Değerli arkadaşlar, maalesef, siz Alevilere hiç sormadınız, "Temel talepleriniz ne, öncelikleriniz ne?" diye hiç sormadınız. Aslında Alevilerin taleplerini sağır sultan bile duydu ama yirmi yıllık AKP iktidarı maalesef duymadı. Bu 364 sıra sayılı Vergi Usul Kanunu ile Bazı Kanunlarda Değişiklik Yapılmasına Dair Kanun Teklifi'nde -torba kanunda- Alevilik hakkında hüküm kuruyorsunuz. Para ile imanı aynı torbaya koymuşsunuz maalesef. Aslında bu başlı başına çok incitici ve utanç verici; maalesef, bunun bile farkında değilsiniz. Siz Alevileri hiç tanımamışsınız ve hâlâ da yok saymaya devam ediyorsunuz. "Bende sığar iki cihan, ben bu cihana sığmazam." diyen Alevileri bir torbaya sığdırmaya çalışıyorsunuz. Aleviler bu torbaya sığmaz değerli arkadaşlar, Alevileri bu torbaya sığdıramazsınız, Aleviler de bu torbayı kendisine gerçekten yakıştırmaz.

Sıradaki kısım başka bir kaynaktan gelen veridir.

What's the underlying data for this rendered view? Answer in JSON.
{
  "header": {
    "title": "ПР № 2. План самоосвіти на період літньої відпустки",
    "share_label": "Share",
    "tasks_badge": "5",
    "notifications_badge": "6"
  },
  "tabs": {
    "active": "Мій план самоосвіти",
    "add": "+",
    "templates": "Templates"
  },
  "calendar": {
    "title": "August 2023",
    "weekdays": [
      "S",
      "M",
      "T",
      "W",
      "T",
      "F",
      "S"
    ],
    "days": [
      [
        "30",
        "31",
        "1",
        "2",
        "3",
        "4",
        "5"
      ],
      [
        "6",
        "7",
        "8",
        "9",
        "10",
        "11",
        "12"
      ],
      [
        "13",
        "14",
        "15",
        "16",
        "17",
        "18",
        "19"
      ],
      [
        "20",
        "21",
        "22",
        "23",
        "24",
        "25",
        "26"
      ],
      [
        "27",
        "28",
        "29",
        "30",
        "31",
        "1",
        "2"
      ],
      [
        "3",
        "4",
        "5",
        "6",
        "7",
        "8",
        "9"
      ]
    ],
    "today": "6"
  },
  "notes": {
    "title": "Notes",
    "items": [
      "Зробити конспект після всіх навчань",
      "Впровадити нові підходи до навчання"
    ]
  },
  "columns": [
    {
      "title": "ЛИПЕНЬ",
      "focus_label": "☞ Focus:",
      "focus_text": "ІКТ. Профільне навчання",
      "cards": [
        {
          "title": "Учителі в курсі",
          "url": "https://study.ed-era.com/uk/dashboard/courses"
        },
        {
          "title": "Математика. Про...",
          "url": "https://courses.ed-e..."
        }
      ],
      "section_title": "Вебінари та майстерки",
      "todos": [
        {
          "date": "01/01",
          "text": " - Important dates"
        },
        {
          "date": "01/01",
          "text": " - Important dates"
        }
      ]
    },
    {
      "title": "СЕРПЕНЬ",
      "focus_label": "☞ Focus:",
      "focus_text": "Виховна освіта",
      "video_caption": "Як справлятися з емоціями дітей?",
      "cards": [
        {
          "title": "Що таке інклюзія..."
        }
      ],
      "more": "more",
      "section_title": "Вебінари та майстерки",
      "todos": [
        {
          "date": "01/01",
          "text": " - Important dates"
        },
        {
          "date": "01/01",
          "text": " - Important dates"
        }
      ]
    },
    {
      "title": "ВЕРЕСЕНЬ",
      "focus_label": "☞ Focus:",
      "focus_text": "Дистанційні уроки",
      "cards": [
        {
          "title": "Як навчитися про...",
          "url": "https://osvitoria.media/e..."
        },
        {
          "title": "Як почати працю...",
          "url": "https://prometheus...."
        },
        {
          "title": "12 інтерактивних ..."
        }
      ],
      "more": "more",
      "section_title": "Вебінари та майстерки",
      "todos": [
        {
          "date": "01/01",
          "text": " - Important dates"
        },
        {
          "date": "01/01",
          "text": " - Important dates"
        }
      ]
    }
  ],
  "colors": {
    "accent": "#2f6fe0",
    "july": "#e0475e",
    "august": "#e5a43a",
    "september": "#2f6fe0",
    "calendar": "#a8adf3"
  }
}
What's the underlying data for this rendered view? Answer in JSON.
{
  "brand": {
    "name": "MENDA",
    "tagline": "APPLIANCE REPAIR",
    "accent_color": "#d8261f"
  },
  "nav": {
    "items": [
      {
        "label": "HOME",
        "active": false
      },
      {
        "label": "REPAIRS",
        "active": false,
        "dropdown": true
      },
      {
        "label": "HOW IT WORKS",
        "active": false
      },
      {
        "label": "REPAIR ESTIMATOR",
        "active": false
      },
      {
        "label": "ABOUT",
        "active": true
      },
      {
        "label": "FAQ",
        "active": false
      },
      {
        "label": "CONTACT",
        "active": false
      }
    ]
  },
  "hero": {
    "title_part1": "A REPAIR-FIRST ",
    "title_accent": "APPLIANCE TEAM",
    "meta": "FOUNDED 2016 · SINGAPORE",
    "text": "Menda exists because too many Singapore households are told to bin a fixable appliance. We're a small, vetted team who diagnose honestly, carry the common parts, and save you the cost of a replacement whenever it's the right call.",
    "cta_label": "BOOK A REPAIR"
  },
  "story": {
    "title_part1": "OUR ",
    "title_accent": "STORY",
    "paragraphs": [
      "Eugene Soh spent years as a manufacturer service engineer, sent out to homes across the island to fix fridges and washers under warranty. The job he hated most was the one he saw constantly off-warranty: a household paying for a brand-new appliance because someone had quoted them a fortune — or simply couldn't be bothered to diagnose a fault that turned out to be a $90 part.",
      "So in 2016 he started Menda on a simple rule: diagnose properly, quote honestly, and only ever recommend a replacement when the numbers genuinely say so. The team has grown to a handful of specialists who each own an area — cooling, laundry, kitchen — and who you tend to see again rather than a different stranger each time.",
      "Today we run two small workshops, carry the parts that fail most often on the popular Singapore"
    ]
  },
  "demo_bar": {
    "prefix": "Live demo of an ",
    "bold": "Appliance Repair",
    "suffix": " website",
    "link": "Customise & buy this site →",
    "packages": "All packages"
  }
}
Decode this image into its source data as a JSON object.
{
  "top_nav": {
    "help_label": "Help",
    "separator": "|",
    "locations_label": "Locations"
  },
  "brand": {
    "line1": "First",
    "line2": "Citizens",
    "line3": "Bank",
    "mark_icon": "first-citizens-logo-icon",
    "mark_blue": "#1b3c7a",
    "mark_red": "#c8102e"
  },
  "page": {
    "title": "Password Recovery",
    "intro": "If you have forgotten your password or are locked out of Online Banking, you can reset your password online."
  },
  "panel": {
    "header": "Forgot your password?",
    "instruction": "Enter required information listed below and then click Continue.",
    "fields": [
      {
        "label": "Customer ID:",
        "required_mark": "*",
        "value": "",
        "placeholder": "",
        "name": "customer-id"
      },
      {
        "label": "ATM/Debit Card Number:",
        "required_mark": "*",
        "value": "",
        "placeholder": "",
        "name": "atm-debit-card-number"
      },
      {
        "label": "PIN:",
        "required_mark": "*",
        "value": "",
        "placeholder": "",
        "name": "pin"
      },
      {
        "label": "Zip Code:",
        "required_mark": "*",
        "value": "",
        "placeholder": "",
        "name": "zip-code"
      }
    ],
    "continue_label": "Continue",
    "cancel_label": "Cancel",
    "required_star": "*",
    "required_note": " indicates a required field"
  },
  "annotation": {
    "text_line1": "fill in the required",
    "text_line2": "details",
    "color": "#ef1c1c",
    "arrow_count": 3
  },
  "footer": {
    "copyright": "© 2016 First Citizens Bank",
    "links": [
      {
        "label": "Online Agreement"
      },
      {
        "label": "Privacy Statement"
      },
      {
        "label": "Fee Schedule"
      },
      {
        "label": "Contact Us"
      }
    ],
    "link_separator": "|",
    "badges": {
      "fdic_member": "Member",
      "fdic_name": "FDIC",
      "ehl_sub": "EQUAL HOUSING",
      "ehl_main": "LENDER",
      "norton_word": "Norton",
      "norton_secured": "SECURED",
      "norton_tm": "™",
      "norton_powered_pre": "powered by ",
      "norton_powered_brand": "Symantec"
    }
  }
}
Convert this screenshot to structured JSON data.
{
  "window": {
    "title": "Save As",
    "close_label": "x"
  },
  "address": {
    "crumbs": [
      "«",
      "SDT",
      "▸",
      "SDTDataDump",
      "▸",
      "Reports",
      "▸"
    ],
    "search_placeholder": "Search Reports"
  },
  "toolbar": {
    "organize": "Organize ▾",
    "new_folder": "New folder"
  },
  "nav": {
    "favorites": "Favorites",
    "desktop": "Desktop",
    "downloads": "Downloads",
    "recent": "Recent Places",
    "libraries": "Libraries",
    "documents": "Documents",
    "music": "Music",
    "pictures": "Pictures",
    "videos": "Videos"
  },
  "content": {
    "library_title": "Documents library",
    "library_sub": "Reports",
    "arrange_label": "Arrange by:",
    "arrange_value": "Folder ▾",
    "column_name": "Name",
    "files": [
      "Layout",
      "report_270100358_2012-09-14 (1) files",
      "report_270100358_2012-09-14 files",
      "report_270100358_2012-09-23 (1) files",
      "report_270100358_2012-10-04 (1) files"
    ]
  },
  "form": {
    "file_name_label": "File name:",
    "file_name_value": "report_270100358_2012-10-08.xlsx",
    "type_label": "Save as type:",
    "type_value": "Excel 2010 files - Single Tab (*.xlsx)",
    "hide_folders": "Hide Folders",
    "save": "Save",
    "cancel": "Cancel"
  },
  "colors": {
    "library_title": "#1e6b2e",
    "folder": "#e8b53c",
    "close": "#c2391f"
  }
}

Değerli milletvekili arkadaşlarım, Aleviler öncelikle eşit yurttaşlık istiyor, inanç ve vicdan hürriyetini savunuyor; din, dil, ırk, mezhep ayrımı yapılmaksızın yetmiş iki millete bir nazarda bakılmasını istiyor. Anlıyoruz ki sizin Alevi arkadaşlarınız var, anlıyoruz ki sizin Alevi komşularınız var; anlıyoruz ki sizin ailenizde Ali var, Hasan var, Hüseyin var, Fatma var ama maalesef, bir Alevi valiniz yok.

OYA ERONAT (Diyarbakır) - Sen de arkadaşımızsın, sen de arkadaşımızsın.

ALİ HAYDAR HAKVERDİ (Devamla) - Evet, biz de arkadaşız ama bir Alevi valiniz yok, ben bunu sorguluyorum; ya, bir Alevi milletvekiliniz yok, ben bunu sorguluyorum.

HALİL ÖZŞAVLI (Şanlıurfa) - Nasıl yok yahu?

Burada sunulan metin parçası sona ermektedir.